The second question of #mschat from Dec 11, 2014 dealt with how to celebrate learning. the moderator @blocht574 started the round off with some exemplars to help the conversation with this tweet:
How should we celebrate learning? Individual, group etc?
The reality is that not every class will be the same even if the teacher is. For example, I teach 4 sections of 22-25 students and i can tell you that the dynamic and personality of each class is very different and calls for a different approach with each one. It takes a great deal of effort for teachers to figure out what will work best for each class. That being said I do have some personal constants that I try to employ for all my classes. I start them at the beginning of the year, before I’ve built a relationship with my classes, to set a tone of mutual trust and respect expectations that is consistent. I also allowed for individual and class growth and space for students to express their quirky, funny side that will add to the uniqueness of each section.
My tweet in response to @mr2gaw touched on this subject when I mentioned:
Building relationships starts with treating each class as its own entity. I have Ss rename their section # as a new country
I do this so that each section creates a sense of identity that is different from the other sections. They often come up with some very unique names and even construct their own laws, and societies based on the values that become important and relevant to them… it’s pretty cool to see.
As the responses started to filter in I noticed that most of us were on the same page. Teachers need to have a way to gauge the needs of each individual student as @cskiles80 said:
I believe it depends on the Ss. Some don’t want it group, just private, others love the group!
This is an important thing to realize for a teacher. In addition to that sentiment, many teachers wanted to be aware of when and what kind of celebration is warranted. I mentioned in a tweet:
We should be constantly finding the little moments that warrant a celebration. It’s the little things that count most.
This goes back to my issue was with my first question of celebrations. I still need help in defining what we, as teachers, mean by a celebration. I want to celebrate learning every day by the way that I carry myself in school. Sometimes a celebration is just smiling while walking down the hallway on my way back to class after photocopying a set of handouts. Maybe I’m skipping down the hall today or humming “Yellow Submarine” (as I’ve been known to do…). These little expressions of happiness are, to me, a celebration that I like being in the building and are an expression of my enthusiasm that I want kids to also feel inspired, safe, and willing to do.
One tweet that stood out for me came from @nyrangerfan42. He has been one of the #mschat’ers that I’ve been following closely and I really like his style. He said:
I’m big on having students recognize each others individual success – build that community!
and another one of my new favorite tweeters @ezigbo_ said:
Tweet pics of great work. By students, faculty, staff, everyone
. . . which reminded me of my comment to make the learning the celebration… or vice versa and celebrate the learning. The way to do that is to pick something that resonated with you and your students. Some of the things mentioned were:
- fist bumps
- Victory songs
- statements of praise
- simple nod of the head
- a smile
- Wall of Fame
- Fridge of Fame
- Shout outs to specific students
- Quiet congratulations to specific students that no one else gets to hear.
- Loud congratulations for the entire class.
What was interesting is that no one mentioned a class party as a celebration.
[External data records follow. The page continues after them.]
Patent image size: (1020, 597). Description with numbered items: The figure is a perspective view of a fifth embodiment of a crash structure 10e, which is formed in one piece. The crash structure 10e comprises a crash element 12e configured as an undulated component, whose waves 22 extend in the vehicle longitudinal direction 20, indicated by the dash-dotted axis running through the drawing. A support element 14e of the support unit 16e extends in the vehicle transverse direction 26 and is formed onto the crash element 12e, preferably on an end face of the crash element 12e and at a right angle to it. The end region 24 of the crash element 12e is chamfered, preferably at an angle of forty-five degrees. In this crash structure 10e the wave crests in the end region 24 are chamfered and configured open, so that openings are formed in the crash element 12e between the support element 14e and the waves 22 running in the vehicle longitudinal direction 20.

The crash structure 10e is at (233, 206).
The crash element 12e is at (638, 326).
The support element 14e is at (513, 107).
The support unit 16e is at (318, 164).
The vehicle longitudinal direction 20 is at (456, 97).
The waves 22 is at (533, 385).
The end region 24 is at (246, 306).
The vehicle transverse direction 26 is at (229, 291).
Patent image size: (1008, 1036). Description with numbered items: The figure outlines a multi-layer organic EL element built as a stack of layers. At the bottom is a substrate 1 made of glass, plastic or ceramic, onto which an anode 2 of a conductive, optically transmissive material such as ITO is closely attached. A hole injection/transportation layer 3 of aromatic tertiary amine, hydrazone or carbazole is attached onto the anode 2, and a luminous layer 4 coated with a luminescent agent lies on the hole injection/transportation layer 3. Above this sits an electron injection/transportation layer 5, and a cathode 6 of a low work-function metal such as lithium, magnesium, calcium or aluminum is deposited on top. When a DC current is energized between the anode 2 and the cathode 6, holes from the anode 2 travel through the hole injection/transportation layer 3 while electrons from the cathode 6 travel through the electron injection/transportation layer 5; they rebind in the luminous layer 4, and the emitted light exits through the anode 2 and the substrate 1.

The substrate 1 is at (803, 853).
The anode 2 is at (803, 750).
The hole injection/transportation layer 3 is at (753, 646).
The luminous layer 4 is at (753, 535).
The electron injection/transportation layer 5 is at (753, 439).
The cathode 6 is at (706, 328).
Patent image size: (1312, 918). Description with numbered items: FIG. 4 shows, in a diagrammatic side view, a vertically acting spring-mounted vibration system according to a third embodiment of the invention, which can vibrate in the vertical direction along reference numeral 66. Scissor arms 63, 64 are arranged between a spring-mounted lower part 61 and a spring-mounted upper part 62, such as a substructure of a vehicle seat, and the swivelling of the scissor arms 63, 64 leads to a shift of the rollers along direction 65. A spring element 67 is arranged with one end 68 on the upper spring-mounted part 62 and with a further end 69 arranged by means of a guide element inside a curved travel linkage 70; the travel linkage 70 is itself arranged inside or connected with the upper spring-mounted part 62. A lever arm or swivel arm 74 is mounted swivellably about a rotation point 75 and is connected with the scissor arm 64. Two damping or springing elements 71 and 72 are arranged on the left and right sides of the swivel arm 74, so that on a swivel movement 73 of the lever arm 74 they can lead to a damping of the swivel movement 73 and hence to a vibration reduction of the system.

I was a little disappointed because I love them. A class party is what I thought of when I first started thinking about celebrations in the classroom. Was it because teachers think that class parties are a waste of time? Are they not suppose to be a culmination and celebration of effort for reaching a certain milestone?
I got the feeling that no one mentioned it because they were afraid to say that they even happen. Afraid because there is a stigma associated with them that they only happen around the holidays or end of the school year and many parents, teachers, administrators think they are nothing more than a waste of time. This negative connotation has persisted for decades. While I agree that many class parties have been a complete waste of time in the past, I want to affirm my love for them as a tool to promote the feeling of accomplishment and success for students. To the teachers who say that the learning itself should be the reward, I say yes… but cake is also nice, too.